Saturday, May 25, 2013

What Jane Saw

What Jane Saw is an online exhibition that reconstructs, meticulously, like engineers would, the paintings of Sir Joshua Reynolds, as they would have been displayed in an art gallery in Pall Mall on May 24, 1813.

Jane Austen, basking in the success of her stupendously bestselling novel, Pride and Prejudice, visited the gallery, not simply to gawk at the paintings themselves, but also to do some celebrity-spotting.

Austen was an avid celebrity-spotter and would be quite at home today in the celebrity-obsessed TMZ culture.

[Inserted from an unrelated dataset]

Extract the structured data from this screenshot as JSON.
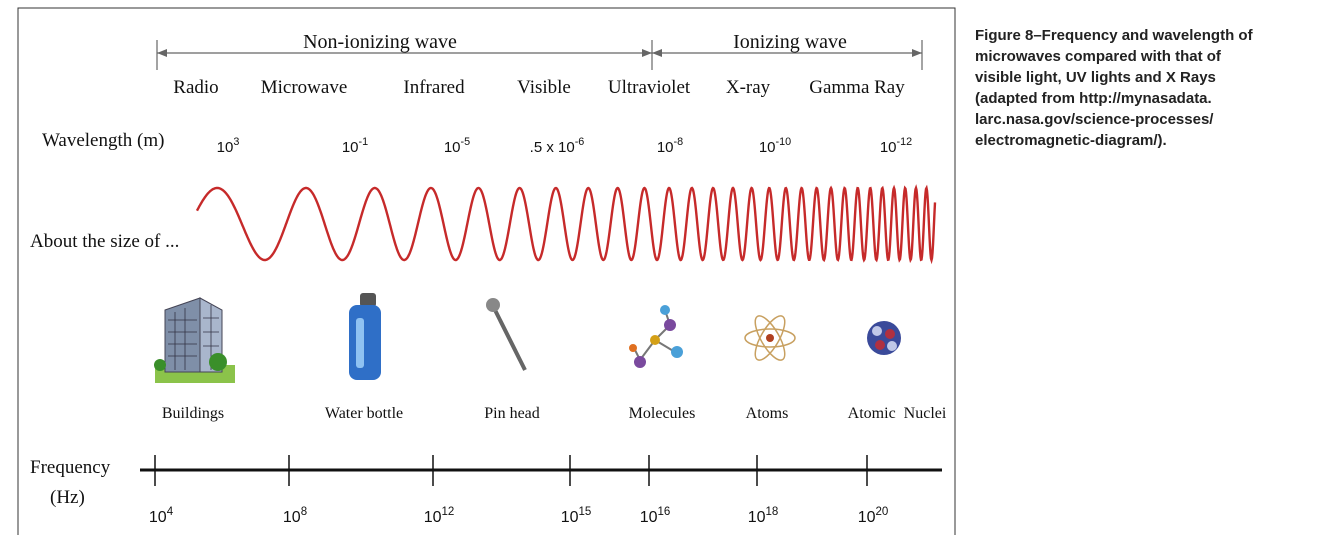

The online gallery celebrates the 200th anniversary of Pride and Prejudice and is a superb progeny of the marriage between the humanities and technology. As the NYT says of the gallery that used the 3-D modeling software SketchUp, to reproduce paintings based on precise measurements recorded in an 1860 book: 
If the notion of a Wii-ready Austen offends purists, others may be happy to see 21st-century technology harnessed in the service of the Divine Miss Jane.
Recently, scholars like Janine Barchas, Professor of English at the University of Texas, Austin, and conceiver of the project, have re-introduced Jane Austen as a history-minded, worldly woman, who isn't quite the country mouse writer preoccupied with revealing timeless truths.